The substitute teacher fell halfway between these two, so it was a good class. However, he did talk me into some positions new to me. At one point my left foot was somewhere it had never been before, and my right hand was supposed to link up with my left hand somewhere along my spinal cord. For a few seconds, my hands did touch each other before I toppled over to one side.
It was in the span of those few seconds with my body so contorted that I said to myself: Oh! This is what Silf was talking about!

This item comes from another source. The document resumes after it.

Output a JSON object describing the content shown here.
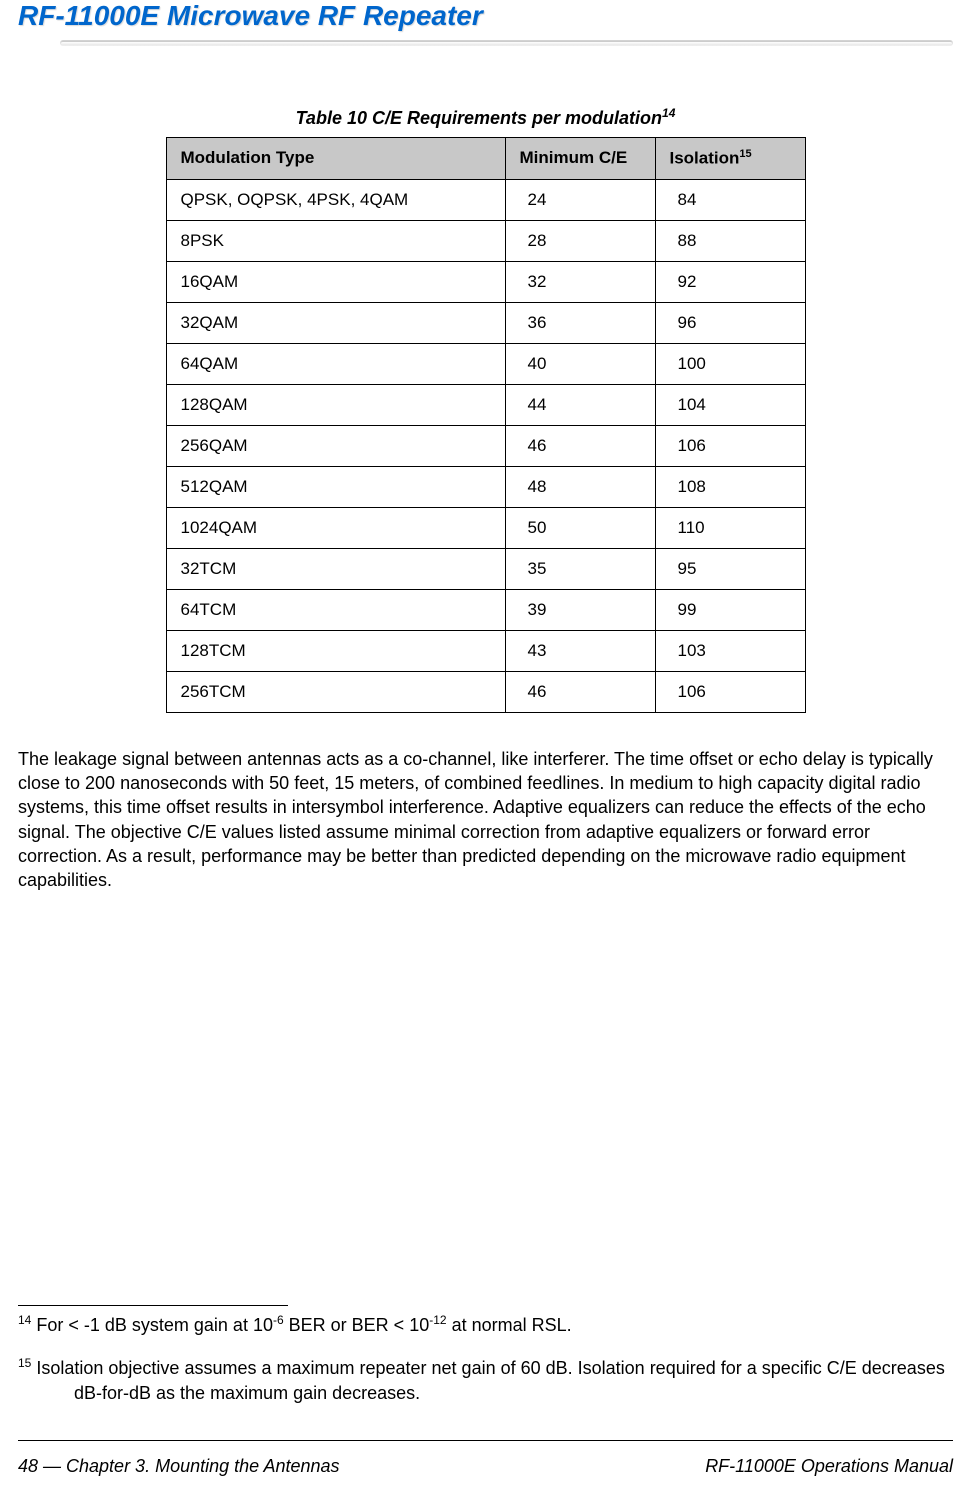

Margaret Silf, in her book, Inner Compass, devotes a chapter to addictions, also named negative attachments. She asks the reader to visualize a hook from which you are hanging. All of your energy is spent on the need to hold onto that hook. She asks you to imagine your body exhausted, your arm stiff, your hand raw. Your body, she explains, is trying to tell you that you were not made to carry on like this. My toppling over to one side after contorting myself into this yoga position proved the point for me.
Silf uses the hook as an analogy for addictions and negative attachments, attachments on which we are overly dependent. Dependent comes from the Latin, pendere, to hang – and even on to the German, abhangig, to hang down from. So, the hook analogy fits right in. These negative attachments or addictions can be to something such as alcohol, drugs, power, money or can be people, a spouse in a miserable marriage or a manipulative relative from within your own family.
What are the hooks from which you find yourself hanging in your life? Silf suggests that our feelings will tell us when we are inordinately attached to someone or something. In fear of the loss of that person, we cling on, contorting our minds and our lives so that under no circumstances will we let go and lose that person, that thing. However, something within stirs and whispers that we were not designed for such dependency: we should not have to put so much effort into one person, one thing. Something inside tells us that this ain’t right.
So, go ahead, says Silf. Envision the worst scenario. You let go of the hook, and fall to the cold hard floor. However, you do NOT plunge to your death in an abyss, as you had thought you would without this person, this thing in your life. Rather, you stand up. You are bruised, but you take a step and start to walk. It was a hard-won freedom, but it is freedom and it signals growth, a life without your raw hands hanging on to a hook.
So go ahead. Let go. You’ll be fine. I promise.